Third: neural network vegetables are already being used to bypass age restrictions. One video — 'Cherry being raped by a worm' — got 14 million views before being removed. It contained hidden pornography disguised as absurdity. Moderators don't catch such things because technically they're vegetables. TikTok's young audience watches it without understanding the subtext. Parents don't know.
Forecast: what will happen in the next 48–72 hours
On May 27–28, expect the first wave of regulatory restrictions. The European Commission will announce the start of an investigation into Midjourney and other neural networks 'regarding the generation of content that may cause psychological harm to vulnerable groups.' Sounds like a joke, but it's a real document, a draft of which has already been leaked to Politico.
TikTok will add a special 'AI-generated' label for all videos with vegetables and fruits. The problem: algorithms haven't learned to distinguish real absurdity from generated. Many videos will be mislabeled, authors will be outraged. There will be a scandal.
The trend itself will decline by the end of the week — it will be replaced by 'animated rocks' or 'living furniture.' TrendMeter analysts have already noticed a rise in searches for #rockdrama. The next iteration: a boulder crying because it wasn't chosen for a pyramid-building team. It will be even more absurd, even shorter, and get even more views.

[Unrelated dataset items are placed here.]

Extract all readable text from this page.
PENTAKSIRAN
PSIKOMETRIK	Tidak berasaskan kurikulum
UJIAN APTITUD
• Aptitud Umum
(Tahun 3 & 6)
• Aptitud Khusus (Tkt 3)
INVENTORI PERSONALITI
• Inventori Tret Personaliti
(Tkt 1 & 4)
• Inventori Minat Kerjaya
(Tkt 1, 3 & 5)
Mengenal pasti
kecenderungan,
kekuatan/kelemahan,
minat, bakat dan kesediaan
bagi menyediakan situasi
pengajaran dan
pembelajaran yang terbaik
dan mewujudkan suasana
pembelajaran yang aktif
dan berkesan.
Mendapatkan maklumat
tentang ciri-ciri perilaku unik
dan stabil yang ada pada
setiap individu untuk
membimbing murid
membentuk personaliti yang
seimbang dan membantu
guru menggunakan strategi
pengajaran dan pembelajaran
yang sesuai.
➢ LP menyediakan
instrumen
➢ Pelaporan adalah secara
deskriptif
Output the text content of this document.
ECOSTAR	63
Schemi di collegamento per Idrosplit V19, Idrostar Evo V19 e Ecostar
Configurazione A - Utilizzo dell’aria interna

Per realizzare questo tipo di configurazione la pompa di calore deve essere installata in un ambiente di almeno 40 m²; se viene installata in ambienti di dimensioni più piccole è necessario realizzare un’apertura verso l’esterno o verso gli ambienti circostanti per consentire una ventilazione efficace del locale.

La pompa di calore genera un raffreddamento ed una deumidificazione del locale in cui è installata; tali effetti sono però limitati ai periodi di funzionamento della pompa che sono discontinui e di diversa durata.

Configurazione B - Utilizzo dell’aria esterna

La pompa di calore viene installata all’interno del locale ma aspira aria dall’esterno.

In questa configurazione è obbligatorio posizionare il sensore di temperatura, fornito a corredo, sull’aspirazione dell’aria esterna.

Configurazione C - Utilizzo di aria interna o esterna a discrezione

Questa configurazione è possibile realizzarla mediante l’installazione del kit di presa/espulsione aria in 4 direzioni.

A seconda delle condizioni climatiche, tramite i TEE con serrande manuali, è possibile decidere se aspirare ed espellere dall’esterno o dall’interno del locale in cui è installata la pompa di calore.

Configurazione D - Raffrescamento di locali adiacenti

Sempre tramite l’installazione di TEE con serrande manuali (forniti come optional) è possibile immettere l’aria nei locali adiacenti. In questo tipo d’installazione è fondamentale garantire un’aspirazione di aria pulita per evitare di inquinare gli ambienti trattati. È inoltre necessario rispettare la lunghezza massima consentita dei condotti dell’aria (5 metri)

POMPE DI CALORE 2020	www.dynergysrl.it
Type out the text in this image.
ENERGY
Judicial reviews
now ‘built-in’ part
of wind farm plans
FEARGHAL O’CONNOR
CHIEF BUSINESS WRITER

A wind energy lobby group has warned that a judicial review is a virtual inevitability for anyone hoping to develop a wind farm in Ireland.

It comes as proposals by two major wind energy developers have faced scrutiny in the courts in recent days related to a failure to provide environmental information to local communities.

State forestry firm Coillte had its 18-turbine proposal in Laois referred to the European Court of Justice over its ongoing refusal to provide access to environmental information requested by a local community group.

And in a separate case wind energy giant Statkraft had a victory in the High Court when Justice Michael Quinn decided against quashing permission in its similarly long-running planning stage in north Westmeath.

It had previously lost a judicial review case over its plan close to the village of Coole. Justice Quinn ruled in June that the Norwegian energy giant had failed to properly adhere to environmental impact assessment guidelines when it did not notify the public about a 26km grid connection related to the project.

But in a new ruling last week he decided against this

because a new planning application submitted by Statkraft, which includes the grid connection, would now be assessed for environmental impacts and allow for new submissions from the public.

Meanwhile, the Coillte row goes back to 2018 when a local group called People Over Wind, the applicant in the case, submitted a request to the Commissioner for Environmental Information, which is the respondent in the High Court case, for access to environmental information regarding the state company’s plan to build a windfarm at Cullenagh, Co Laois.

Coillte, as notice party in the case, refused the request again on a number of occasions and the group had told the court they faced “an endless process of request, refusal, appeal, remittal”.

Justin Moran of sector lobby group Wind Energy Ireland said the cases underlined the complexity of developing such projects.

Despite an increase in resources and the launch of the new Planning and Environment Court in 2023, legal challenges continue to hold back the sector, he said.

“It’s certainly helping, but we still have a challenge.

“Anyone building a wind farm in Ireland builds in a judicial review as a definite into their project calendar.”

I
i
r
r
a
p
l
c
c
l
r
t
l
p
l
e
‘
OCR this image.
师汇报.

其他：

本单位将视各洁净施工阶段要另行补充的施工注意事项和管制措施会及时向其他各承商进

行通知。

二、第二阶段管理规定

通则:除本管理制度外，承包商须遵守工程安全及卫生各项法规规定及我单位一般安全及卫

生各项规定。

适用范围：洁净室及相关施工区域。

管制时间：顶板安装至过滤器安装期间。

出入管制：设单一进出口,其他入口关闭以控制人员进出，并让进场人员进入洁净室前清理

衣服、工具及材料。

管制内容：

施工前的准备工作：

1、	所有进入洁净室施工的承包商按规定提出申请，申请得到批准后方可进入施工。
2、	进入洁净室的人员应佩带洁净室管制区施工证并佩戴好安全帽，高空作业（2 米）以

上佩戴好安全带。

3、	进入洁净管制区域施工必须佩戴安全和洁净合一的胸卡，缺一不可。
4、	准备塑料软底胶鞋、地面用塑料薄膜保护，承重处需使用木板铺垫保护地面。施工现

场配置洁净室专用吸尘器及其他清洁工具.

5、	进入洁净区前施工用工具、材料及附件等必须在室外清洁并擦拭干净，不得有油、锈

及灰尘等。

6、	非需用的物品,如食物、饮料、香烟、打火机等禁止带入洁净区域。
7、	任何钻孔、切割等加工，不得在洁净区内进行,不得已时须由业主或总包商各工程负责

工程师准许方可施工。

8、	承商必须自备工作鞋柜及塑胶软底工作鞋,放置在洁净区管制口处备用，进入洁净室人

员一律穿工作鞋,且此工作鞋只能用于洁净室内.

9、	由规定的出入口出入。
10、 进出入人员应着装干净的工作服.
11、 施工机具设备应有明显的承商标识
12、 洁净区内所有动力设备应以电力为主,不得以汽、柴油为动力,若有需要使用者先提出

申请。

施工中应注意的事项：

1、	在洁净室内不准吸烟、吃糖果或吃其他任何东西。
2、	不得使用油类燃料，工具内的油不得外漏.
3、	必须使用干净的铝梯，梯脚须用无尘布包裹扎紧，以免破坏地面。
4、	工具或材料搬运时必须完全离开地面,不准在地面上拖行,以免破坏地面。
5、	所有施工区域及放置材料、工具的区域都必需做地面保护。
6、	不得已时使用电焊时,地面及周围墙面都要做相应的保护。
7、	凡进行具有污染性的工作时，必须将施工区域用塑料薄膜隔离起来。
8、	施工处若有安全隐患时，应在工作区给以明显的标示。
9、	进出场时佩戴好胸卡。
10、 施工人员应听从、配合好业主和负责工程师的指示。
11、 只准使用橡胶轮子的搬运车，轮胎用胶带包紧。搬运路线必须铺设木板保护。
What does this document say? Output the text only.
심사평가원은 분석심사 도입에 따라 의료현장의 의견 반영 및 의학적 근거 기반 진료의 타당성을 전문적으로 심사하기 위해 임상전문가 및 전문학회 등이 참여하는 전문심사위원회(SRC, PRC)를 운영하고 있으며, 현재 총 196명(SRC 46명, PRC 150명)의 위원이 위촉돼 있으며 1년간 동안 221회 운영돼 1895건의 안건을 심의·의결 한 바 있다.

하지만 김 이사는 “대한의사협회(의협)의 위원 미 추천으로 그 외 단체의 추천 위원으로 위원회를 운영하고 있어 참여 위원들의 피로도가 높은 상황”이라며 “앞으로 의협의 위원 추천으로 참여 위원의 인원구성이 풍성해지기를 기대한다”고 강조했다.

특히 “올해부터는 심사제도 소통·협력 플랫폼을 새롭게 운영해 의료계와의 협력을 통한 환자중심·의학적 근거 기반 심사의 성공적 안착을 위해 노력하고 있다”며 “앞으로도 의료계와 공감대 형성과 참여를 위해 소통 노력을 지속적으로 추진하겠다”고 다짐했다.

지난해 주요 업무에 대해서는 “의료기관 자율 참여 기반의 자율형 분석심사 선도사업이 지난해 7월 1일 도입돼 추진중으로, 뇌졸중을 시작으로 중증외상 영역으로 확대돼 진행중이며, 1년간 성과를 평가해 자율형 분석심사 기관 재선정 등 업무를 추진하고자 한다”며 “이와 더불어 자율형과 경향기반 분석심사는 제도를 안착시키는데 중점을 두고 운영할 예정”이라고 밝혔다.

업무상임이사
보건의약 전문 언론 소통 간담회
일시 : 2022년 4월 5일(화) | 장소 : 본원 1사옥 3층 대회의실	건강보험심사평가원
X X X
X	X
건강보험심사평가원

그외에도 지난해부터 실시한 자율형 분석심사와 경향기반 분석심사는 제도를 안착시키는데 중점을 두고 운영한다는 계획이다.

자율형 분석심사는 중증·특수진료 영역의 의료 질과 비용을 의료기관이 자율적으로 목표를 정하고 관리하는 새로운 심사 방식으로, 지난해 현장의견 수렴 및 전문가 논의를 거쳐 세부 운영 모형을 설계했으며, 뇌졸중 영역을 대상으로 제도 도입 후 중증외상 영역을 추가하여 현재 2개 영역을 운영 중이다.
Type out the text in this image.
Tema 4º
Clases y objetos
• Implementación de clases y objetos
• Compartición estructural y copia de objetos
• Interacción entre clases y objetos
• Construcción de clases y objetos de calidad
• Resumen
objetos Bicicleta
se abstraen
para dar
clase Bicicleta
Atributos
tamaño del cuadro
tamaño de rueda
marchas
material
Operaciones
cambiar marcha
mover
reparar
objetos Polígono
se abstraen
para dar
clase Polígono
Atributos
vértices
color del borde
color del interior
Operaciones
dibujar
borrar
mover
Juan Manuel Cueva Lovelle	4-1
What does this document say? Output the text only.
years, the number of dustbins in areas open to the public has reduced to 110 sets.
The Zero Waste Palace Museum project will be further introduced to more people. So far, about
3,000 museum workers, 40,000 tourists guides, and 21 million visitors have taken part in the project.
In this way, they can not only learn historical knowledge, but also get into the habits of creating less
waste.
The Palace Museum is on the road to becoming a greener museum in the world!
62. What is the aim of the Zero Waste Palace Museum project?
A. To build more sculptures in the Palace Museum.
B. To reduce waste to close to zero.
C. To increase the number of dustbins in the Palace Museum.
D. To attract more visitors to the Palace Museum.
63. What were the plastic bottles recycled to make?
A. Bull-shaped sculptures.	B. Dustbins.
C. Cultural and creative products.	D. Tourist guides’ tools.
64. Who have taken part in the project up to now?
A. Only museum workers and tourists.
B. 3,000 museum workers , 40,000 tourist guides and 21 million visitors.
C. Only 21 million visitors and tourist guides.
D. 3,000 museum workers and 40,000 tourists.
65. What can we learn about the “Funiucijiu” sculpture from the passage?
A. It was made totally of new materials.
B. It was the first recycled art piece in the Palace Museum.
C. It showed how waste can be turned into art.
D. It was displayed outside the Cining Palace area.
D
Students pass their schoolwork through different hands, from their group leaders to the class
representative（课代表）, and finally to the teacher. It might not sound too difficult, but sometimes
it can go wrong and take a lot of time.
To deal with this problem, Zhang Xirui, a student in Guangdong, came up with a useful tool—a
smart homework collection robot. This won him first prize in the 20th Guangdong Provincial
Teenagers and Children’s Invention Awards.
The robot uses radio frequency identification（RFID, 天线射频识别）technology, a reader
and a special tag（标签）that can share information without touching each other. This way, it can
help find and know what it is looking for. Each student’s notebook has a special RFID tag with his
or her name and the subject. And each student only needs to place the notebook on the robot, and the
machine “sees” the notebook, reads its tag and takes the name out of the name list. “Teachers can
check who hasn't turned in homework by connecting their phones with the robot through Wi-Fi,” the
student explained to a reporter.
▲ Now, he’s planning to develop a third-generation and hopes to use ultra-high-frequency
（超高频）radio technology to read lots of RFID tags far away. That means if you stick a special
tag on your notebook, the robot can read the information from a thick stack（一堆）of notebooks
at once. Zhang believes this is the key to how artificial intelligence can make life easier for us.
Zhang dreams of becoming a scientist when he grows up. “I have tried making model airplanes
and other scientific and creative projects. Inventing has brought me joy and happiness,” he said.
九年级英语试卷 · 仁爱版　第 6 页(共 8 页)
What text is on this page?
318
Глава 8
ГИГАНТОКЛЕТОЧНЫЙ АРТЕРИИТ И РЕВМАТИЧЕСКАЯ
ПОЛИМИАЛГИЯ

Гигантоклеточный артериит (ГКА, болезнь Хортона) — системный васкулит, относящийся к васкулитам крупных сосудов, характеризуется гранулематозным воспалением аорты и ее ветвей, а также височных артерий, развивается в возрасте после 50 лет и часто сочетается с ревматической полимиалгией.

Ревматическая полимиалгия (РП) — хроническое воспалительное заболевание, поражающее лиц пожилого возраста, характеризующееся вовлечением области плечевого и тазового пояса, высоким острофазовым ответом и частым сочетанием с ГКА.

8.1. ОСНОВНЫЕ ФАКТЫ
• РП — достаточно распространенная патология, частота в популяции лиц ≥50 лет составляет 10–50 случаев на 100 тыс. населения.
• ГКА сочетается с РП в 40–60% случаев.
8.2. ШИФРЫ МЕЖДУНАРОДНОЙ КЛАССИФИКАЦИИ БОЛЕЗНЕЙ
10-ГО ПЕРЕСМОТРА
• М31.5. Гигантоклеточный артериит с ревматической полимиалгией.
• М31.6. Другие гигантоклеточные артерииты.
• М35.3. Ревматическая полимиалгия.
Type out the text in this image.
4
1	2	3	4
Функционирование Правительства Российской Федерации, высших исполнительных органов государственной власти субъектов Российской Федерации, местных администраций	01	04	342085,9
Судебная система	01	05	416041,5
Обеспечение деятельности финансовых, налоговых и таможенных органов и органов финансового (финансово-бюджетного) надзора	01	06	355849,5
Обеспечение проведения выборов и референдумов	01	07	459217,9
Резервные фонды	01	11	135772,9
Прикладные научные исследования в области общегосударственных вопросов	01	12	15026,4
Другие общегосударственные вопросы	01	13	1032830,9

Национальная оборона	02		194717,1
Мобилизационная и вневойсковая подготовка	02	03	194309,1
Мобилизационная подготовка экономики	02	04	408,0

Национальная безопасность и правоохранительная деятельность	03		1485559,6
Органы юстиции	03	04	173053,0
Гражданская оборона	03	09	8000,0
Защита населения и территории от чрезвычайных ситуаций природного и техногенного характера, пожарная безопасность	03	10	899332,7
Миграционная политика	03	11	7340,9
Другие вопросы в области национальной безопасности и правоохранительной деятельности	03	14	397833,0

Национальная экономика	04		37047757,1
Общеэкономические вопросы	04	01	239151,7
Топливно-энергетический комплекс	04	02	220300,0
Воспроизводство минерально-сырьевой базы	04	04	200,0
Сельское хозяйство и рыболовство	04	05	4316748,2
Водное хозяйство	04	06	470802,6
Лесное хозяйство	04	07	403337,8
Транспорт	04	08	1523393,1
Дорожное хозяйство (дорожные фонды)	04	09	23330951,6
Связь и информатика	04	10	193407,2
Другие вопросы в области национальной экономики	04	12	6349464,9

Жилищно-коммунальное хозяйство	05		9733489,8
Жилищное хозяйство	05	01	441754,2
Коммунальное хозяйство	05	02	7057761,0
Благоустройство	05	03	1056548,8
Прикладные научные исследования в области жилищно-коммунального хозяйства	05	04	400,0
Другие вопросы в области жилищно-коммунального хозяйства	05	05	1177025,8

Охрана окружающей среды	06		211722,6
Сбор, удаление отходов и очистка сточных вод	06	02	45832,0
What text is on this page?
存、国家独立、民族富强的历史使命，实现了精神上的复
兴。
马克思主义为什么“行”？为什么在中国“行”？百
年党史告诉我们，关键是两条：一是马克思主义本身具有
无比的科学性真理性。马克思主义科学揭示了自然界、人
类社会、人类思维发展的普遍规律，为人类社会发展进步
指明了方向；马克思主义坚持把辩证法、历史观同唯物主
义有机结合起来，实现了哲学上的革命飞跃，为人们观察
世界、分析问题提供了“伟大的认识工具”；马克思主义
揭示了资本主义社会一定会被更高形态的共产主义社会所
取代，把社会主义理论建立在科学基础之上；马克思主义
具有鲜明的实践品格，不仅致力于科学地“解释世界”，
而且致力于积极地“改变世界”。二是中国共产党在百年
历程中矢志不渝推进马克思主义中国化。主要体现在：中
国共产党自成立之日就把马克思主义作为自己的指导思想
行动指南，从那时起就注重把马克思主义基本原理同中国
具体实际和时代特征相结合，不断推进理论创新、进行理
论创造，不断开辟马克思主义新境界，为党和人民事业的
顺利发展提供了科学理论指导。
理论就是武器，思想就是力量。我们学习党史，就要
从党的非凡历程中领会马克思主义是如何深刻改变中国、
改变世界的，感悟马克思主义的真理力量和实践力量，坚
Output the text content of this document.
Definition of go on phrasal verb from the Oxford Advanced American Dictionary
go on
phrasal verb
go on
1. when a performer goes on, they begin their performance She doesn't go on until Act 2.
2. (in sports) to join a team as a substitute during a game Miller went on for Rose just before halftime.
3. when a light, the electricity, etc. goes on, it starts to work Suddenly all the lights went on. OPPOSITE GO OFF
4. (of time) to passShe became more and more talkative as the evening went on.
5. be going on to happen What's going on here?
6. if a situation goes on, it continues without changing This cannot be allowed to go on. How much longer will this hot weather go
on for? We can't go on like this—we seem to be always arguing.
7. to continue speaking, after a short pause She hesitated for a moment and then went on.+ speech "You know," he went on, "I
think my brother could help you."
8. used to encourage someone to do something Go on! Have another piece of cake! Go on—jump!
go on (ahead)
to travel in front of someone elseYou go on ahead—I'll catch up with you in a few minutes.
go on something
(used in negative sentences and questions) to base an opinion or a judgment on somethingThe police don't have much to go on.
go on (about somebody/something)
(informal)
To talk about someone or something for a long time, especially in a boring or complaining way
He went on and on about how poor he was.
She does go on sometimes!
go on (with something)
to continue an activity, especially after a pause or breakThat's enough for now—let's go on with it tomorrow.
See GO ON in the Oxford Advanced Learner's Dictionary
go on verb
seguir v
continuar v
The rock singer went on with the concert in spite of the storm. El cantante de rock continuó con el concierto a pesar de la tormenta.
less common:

And there remains a question quietly hanging under every video of a crying carrot, but no one wants to ask it out loud: if we laugh at the suffering of vegetables to drown out fear of real news, what will happen when we can no longer distinguish real tragedy from absurdity — and one day we see a video in our feed where it's not a carrot crying, but a person, and we just scroll past because we think it's just another 'neuroslopp'?